Ran 7

Règles en son


9/8/20 – Règles d’unicité

La règle de l’homothétie : Tout individu (monotype) est homothétique par rapport à l’unité (feuille) dont il est issu.

*Tout son possède la même courbe que l’ensemble (symphonie)(la pièce sonore) des courbes jouées ensemble. Seule la durée change


La règle du bloc visible : L’entièreté de la pièce doit être vue comme un bloc de la position primaire d’observation. La masse des individus présentés doit être vue comme une seule chose (Une et indivisible).

*La symphonie entendue de la position primaire d’écoute ne comprend aucun silence. À contrario en se plaçant latéralement des espaces de silences se font entendre (une discontinuité) à mesure que le vide entre les rangs de monotypes apparaissent.


Règles de franges : Ne peuvent être visibles que le bords frangés des individus. Partout.


Les règles économes :


Économie de rangs : L’organisation du bassin d’accueil se fait en optimisant l’espacement des lignes de façon à occuper la plus grande surface possible sans vide visible et avec le minimum d’individus utilisées. La mise en place se fait de la position primaire d’observation. Plus il y a d’espaces vides discrets plus l’occupation est efficace.


Choix de l’inclinaison : L’inclinaison des individus influe sur le nombre de rangs. Si l’on s’éloigne de la position primaire d’observation et si l’on redresse graduellement les individus alors ils cacheront de plus en plus de surface vide du fait de la parallaxe. C’est le phénomène inverse lorsque l’on s’approche de la position primaire d’observation. Ce principe influe directement sur celui de l’économie des rangs; il répond à la règle des blocs visibles.

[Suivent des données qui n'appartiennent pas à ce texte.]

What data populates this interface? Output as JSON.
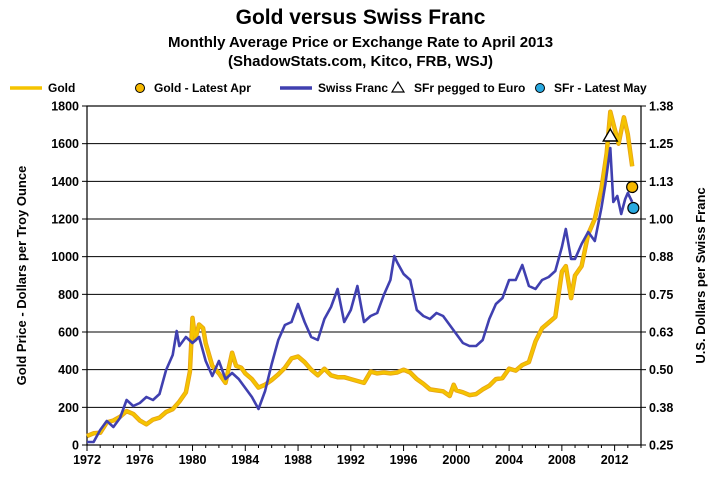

*Le volume (ou la hauteur de son?) de la pièce sonre est influencé par la position et le déplacement de l’auditeur.


Surface de tuilage : La surface de tuilage entre deux individus doit être réduite au minimum avec comme raison préalable la solidité de l’assise et la discrétion des vides visibles entre eux. Les individus groupés occupent autant d’espaces qu’ils le peuvent mais ne sauraient mettre en péril la solidité de leurs corps ainsi formé et risquer un effet domino, un trou de lumière ou d’obscurité.
Nota : Il possible et envisageable que le tuilage se fasse sans contact, qu’à l’instar des rangs un espace discret soit entre deux individus. Pour conserver l’aspect lisse de l’assemblage en restant à la position primaire d’observation il faut alors imaginer un agencement dont le vide se trouve sur z, dans la profondeur tandis que la zone de tuillage prise sur x reste la même voir légèrement supérieur du fait de la parallaxe.

38 Comments

  • Symphonie….dur…apport sonore..pièce sonores…le son!

    Le découpage en fréquence est encore à réfléchir…
    Fréquence/couleur
    Fréquence/emplacement
    ….

    Je pense que le volume doit être plutôt stable et englobant…jamais trop fort ou seulement lors des improvisations…mais en phase ‘installation’ (avec visiteurs)plutôt constant avec peu de variations de volume sonore.

    Si on imagine une interaction entre le pièce et les visiteurs ne faudrait-il pas imaginer une amplification multiple donc aux casques ?

    • Ok pour le vocabulaire ! Noté et d’accord.

      Je te propose des pistes pour le son en rapport avec les éléments d’ici demain aprem.

      Je pense aussi à un rendu au casque. Que ce soit pour un « concert » ou une « installation »

  • Le truc,que j’aimerai c’est que toi tu puisses jouer des sons avec la lumière et moi bouger la lumière avec les sons comme une sorte de jeu ou on pourrait se neutraliser où s’´harmoniser’ plus ou moins …

    • Oui bien sûr on va chercher une intrication des deux (pour pouvoir jouer ensemble). Je me demande si sur la partie « installation » on pourrait imaginer un truc comme le thérémine, où les déplacements seraient la cause des variations (son et couleur) et entre elles… je sais pas sur 2 axes x=ondes lumières y=ondes sonores…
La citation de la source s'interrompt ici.